Half-Smoke Hash
A breakfast tribute to DC's signature sausage.
Ingredients
- • 4 half-smoke sausages, sliced into coins
- • 3 large russet potatoes, diced small
- • 1 onion, diced
- • 1 bell pepper, diced
- • 2 cloves garlic, minced
- • 4 eggs
- • 2 tablespoons vegetable oil
- • 1 tablespoon butter
- • Chili sauce or hot sauce to serve
- • Salt, pepper, and smoked paprika to taste
Instructions
- 1
Parboil diced potatoes in salted water for 5 minutes. Drain well.
- 2
Heat oil in a large cast iron skillet over medium-high heat. Add the potatoes and cook until golden and crispy, about 10 minutes. Season with salt, pepper, and smoked paprika.
- 3
Push potatoes to one side.
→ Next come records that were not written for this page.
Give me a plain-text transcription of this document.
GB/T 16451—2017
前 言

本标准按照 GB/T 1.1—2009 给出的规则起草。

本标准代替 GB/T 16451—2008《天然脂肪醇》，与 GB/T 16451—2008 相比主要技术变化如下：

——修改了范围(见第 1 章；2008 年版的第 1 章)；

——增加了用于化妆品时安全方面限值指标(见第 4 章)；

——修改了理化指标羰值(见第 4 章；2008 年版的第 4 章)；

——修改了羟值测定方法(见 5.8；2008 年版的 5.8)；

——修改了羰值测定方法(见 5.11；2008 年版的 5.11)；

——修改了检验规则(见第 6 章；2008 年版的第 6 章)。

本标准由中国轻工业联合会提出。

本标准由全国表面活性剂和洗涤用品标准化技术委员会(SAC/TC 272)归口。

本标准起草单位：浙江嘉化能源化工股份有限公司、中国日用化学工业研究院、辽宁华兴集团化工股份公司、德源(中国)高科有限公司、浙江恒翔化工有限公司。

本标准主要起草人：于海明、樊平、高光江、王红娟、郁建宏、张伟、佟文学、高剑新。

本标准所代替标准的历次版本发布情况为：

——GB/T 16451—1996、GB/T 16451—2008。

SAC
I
Add butter, onion, and bell pepper. Cook for 3 minutes until softened.
- 4
Add the half-smoke slices and garlic. Cook for another 3-4 minutes until the sausage is charred.
- 5
Mix everything together. Make 4 wells in the hash and crack an egg into each well.
- 6
Cover and cook for 3-4 minutes until the egg whites are set but yolks are still runny.
- 7
Serve immediately in the skillet with chili sauce on the side.
The half-smoke is DC’s answer to the hot dog — a coarser, spicier, half-pork, half-beef sausage that’s been the star of DC’s street food scene since the mid-20th century. This hash takes the half-smoke from the sidewalk cart to the breakfast table, pairing it with crispy potatoes and runny eggs for the ultimate DC brunch dish.